2. Aux termes de l’article L. 521-1 du code de justice administrative : « Quand une décision administrative, même de rejet, fait l’objet d’une requête en annulation ou en réformation, le juge des référés, saisi d’une demande en ce sens, peut ordonner la suspension de l’exécution de cette décision, ou de certains de ses effets, lorsque l’urgence le justifie et qu’il est fait état d’un moyen propre à créer, en l’état de l’instruction, un doute sérieux quant à la légalité de la décision ».
3. En l’état de l’instruction, les moyens tirés de l’incompétence de l’auteur de l’arrêté du 3 février 2025 et de l’irrégularité de la signature électronique de son auteur ne sont pas de nature à faire naître un doute sérieux sur la légalité de la décision dont la suspension est demandée. Par suite, sans qu’il soit besoin de statuer sur la condition d’urgence, les conclusions à fin de suspension de M. B doivent être rejetées, ainsi que, par voie de conséquence, celles présentées sur le fondement de l’article L. 761-1 du code de justice administrative.
O R D O N N E :
Article 1 : La requête de M. B est rejetée.

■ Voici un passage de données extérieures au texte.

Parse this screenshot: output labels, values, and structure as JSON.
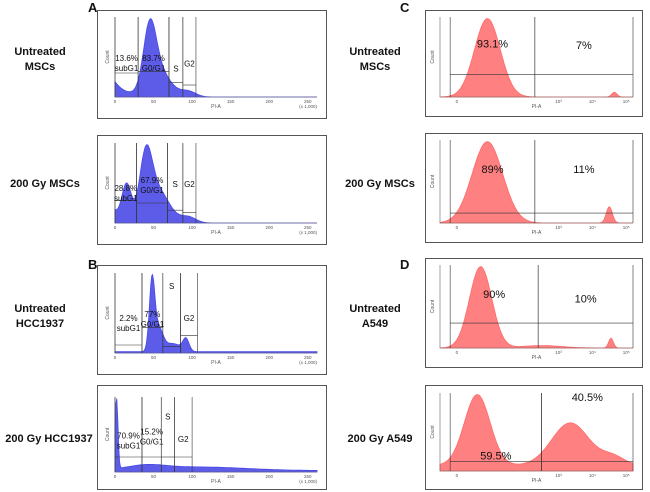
{
  "panel_letters": [
    "A",
    "B",
    "C",
    "D"
  ],
  "row_labels": {
    "A1": [
      "Untreated",
      "MSCs"
    ],
    "A2": [
      "200 Gy MSCs"
    ],
    "B1": [
      "Untreated",
      "HCC1937"
    ],
    "B2": [
      "200 Gy HCC1937"
    ],
    "C1": [
      "Untreated",
      "MSCs"
    ],
    "C2": [
      "200 Gy MSCs"
    ],
    "D1": [
      "Untreated",
      "A549"
    ],
    "D2": [
      "200 Gy A549"
    ]
  },
  "colors": {
    "cell_cycle": "#4a4ae6",
    "pi_uptake": "#ff6a6a"
  },
  "axis": {
    "linear_ticks": [
      "0",
      "50",
      "100",
      "150",
      "200",
      "250"
    ],
    "linear_mult": "(x 1,000)",
    "log_ticks": [
      "0",
      "10³",
      "10⁴",
      "10⁵"
    ],
    "x_name": "PI-A",
    "y_name": "Count"
  },
  "chart_data": [
    {
      "id": "A1",
      "type": "area",
      "scale": "linear",
      "xlim": [
        0,
        262
      ],
      "ylim": [
        0,
        1
      ],
      "gates": [
        {
          "name": "subG1",
          "pct": "13.6%",
          "x": [
            0,
            30
          ]
        },
        {
          "name": "G0/G1",
          "pct": "83.7%",
          "x": [
            30,
            70
          ]
        },
        {
          "name": "S",
          "pct": "",
          "x": [
            70,
            88
          ]
        },
        {
          "name": "G2",
          "pct": "",
          "x": [
            88,
            105
          ]
        }
      ]
    },
    {
      "id": "A2",
      "type": "area",
      "scale": "linear",
      "xlim": [
        0,
        262
      ],
      "ylim": [
        0,
        1
      ],
      "gates": [
        {
          "name": "subG1",
          "pct": "28.8%",
          "x": [
            0,
            28
          ]
        },
        {
          "name": "G0/G1",
          "pct": "67.9%",
          "x": [
            28,
            68
          ]
        },
        {
          "name": "S",
          "pct": "",
          "x": [
            68,
            88
          ]
        },
        {
          "name": "G2",
          "pct": "",
          "x": [
            88,
            105
          ]
        }
      ]
    },
    {
      "id": "B1",
      "type": "area",
      "scale": "linear",
      "xlim": [
        0,
        262
      ],
      "ylim": [
        0,
        1
      ],
      "gates": [
        {
          "name": "subG1",
          "pct": "2.2%",
          "x": [
            0,
            35
          ]
        },
        {
          "name": "G0/G1",
          "pct": "77%",
          "x": [
            35,
            62
          ]
        },
        {
          "name": "S",
          "pct": "",
          "x": [
            62,
            85
          ]
        },
        {
          "name": "G2",
          "pct": "",
          "x": [
            85,
            107
          ]
        }
      ]
    },
    {
      "id": "B2",
      "type": "area",
      "scale": "linear",
      "xlim": [
        0,
        262
      ],
      "ylim": [
        0,
        1
      ],
      "gates": [
        {
          "name": "subG1",
          "pct": "70.9%",
          "x": [
            0,
            35
          ]
        },
        {
          "name": "G0/G1",
          "pct": "15.2%",
          "x": [
            35,
            60
          ]
        },
        {
          "name": "S",
          "pct": "",
          "x": [
            60,
            77
          ]
        },
        {
          "name": "G2",
          "pct": "",
          "x": [
            77,
            100
          ]
        }
      ]
    },
    {
      "id": "C1",
      "type": "area",
      "scale": "log",
      "xlim": [
        -0.5,
        5.2
      ],
      "ylim": [
        0,
        1
      ],
      "gates": [
        {
          "name": "",
          "pct": "93.1%",
          "x": [
            -0.2,
            2.3
          ]
        },
        {
          "name": "",
          "pct": "7%",
          "x": [
            2.3,
            5.2
          ]
        }
      ]
    },
    {
      "id": "C2",
      "type": "area",
      "scale": "log",
      "xlim": [
        -0.5,
        5.2
      ],
      "ylim": [
        0,
        1
      ],
      "gates": [
        {
          "name": "",
          "pct": "89%",
          "x": [
            -0.2,
            2.3
          ]
        },
        {
          "name": "",
          "pct": "11%",
          "x": [
            2.3,
            5.2
          ]
        }
      ]
    },
    {
      "id": "D1",
      "type": "area",
      "scale": "log",
      "xlim": [
        -0.5,
        5.2
      ],
      "ylim": [
        0,
        1
      ],
      "gates": [
        {
          "name": "",
          "pct": "90%",
          "x": [
            -0.2,
            2.4
          ]
        },
        {
          "name": "",
          "pct": "10%",
          "x": [
            2.4,
            5.2
          ]
        }
      ]
    },
    {
      "id": "D2",
      "type": "area",
      "scale": "log",
      "xlim": [
        -0.5,
        5.2
      ],
      "ylim": [
        0,
        1
      ],
      "gates": [
        {
          "name": "",
          "pct": "59.5%",
          "x": [
            -0.2,
            2.5
          ]
        },
        {
          "name": "",
          "pct": "40.5%",
          "x": [
            2.5,
            5.2
          ]
        }
      ]
    }
  ]
}
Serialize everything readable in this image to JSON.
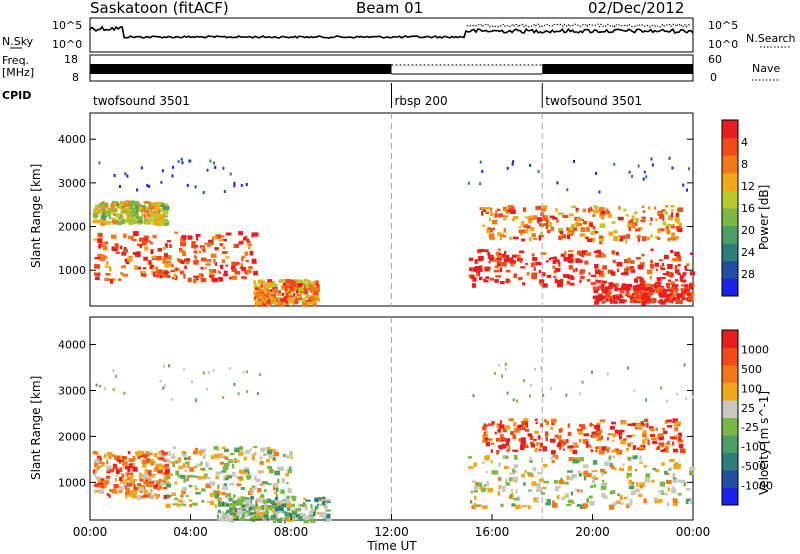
{
  "header": {
    "station": "Saskatoon (fitACF)",
    "beam": "Beam 01",
    "date": "02/Dec/2012"
  },
  "top_panels": {
    "nsky_label": "N.Sky",
    "nsky_ticks": [
      "10^5",
      "10^0"
    ],
    "nsearch_label": "N.Search",
    "nsearch_ticks": [
      "10^5",
      "10^0"
    ],
    "freq_label_1": "Freq.",
    "freq_label_2": "[MHz]",
    "freq_ticks": [
      "18",
      "8"
    ],
    "nave_label": "Nave",
    "nave_ticks": [
      "60",
      "0"
    ],
    "cpid_label": "CPID",
    "cpid_segments": [
      {
        "label": "twofsound 3501",
        "start_hour": 0
      },
      {
        "label": "rbsp 200",
        "start_hour": 12
      },
      {
        "label": "twofsound 3501",
        "start_hour": 18
      }
    ]
  },
  "x_axis": {
    "label": "Time UT",
    "range_hours": [
      0,
      24
    ],
    "ticks": [
      "00:00",
      "04:00",
      "08:00",
      "12:00",
      "16:00",
      "20:00",
      "00:00"
    ]
  },
  "colors": {
    "power_scale": [
      "#1a22e8",
      "#1f4fa0",
      "#2e7d7a",
      "#4d9e64",
      "#7ab845",
      "#b8c92b",
      "#f0a818",
      "#f07a1a",
      "#ee4a1a",
      "#e81e1e"
    ],
    "velocity_scale": [
      "#1a22e8",
      "#1f4fa0",
      "#2e7d7a",
      "#4d9e64",
      "#7ab845",
      "#c8c8c0",
      "#f0a818",
      "#f07a1a",
      "#ee4a1a",
      "#e81e1e"
    ]
  },
  "chart_data": [
    {
      "type": "heatmap",
      "title": "Power",
      "ylabel": "Slant Range [km]",
      "ylim": [
        180,
        4600
      ],
      "yticks": [
        "1000",
        "2000",
        "3000",
        "4000"
      ],
      "colorbar_label": "Power [dB]",
      "colorbar_ticks": [
        "4",
        "8",
        "12",
        "16",
        "20",
        "24",
        "28"
      ],
      "regions": [
        {
          "t": [
            0.1,
            6.5
          ],
          "r": [
            800,
            1900
          ],
          "level": 8
        },
        {
          "t": [
            0.1,
            3.0
          ],
          "r": [
            2100,
            2600
          ],
          "level": 5
        },
        {
          "t": [
            6.5,
            9.0
          ],
          "r": [
            250,
            800
          ],
          "level": 7
        },
        {
          "t": [
            15.0,
            23.9
          ],
          "r": [
            700,
            1500
          ],
          "level": 9
        },
        {
          "t": [
            15.5,
            23.5
          ],
          "r": [
            1700,
            2500
          ],
          "level": 7
        },
        {
          "t": [
            20.0,
            23.9
          ],
          "r": [
            300,
            700
          ],
          "level": 9
        }
      ]
    },
    {
      "type": "heatmap",
      "title": "Velocity",
      "ylabel": "Slant Range [km]",
      "ylim": [
        180,
        4600
      ],
      "yticks": [
        "1000",
        "2000",
        "3000",
        "4000"
      ],
      "colorbar_label": "Velocity [m s^-1]",
      "colorbar_ticks": [
        "1000",
        "500",
        "100",
        "25",
        "-25",
        "-100",
        "-500",
        "-1000"
      ],
      "regions": [
        {
          "t": [
            0.1,
            3.0
          ],
          "r": [
            700,
            1700
          ],
          "level": 7
        },
        {
          "t": [
            3.0,
            8.0
          ],
          "r": [
            500,
            1800
          ],
          "level": 5
        },
        {
          "t": [
            5.0,
            9.5
          ],
          "r": [
            200,
            700
          ],
          "level": 4
        },
        {
          "t": [
            15.0,
            23.9
          ],
          "r": [
            500,
            1600
          ],
          "level": 5
        },
        {
          "t": [
            15.5,
            23.5
          ],
          "r": [
            1700,
            2400
          ],
          "level": 8
        }
      ]
    }
  ]
}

Article 2 : La présente ordonnance sera notifiée à M. A B et au ministre du travail, de la santé, des solidarités et des familles.
Fait à Paris, le 28 février 2025.
La juge des référés,
S. AUBERT
La République mande et ordonne au ministre du travail, de la santé, des solidarités et des familles ou à tous commissaires de justice à ce requis en ce qui concerne les voies de droit commun contre les parties privées, de pourvoir à l’exécution de la présente décision.